How do you determine if a memory address is aligned on a 4 byte boundary in C?

Question

Accepted Answer

An address is 4-byte aligned when it is a multiple of 4, i.e. its two least-significant bits are zero. Cast the pointer to uintptr_t (the integer type guaranteed to hold a pointer, from <stdint.h>) and mask off the low bits:

c

#include <stdint.h>
#include <stdbool.h>

static inline bool is_aligned_4(const void *ptr) {
    return ((uintptr_t)ptr & 0x3u) == 0u;
}

& 0x3 keeps bits 0–1; if both are zero the address divides evenly by 4. This is faster than ((uintptr_t)ptr % 4) == 0 (though a good compiler optimizes the modulo to the same AND, since 4 is a power of two).
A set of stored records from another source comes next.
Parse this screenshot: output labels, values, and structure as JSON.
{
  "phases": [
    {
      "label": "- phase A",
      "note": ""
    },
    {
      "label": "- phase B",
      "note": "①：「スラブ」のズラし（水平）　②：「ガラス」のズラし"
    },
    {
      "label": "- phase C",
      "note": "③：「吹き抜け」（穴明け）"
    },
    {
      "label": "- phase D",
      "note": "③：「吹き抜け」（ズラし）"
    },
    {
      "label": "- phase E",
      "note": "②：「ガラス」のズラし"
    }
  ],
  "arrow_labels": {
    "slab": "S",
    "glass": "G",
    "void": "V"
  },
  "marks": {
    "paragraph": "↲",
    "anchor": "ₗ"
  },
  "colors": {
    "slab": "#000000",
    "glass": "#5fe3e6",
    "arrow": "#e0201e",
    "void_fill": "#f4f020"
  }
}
To generalize to any power-of-two alignment A:

c

#include <stdint.h>
#include <stdbool.h>

static inline bool is_aligned(const void *ptr, uintptr_t align) {
    /* align must be a power of two */
    return ((uintptr_t)ptr & (align - 1u)) == 0u;
}

Notes:

Use uintptr_t, not int or long — only uintptr_t/intptr_t are guaranteed wide enough to round-trip a pointer.
In C11 you can also query a type's required alignment with _Alignof(type) and request alignment with _Alignas.
Checking/forcing alignment matters because unaligned accesses fault (bus/usage fault) on many MCUs (e.g. for LDM/STM, or any access on strict-alignment cores) and are slower even where allowed; DMA engines and cache lines frequently require specific alignment too.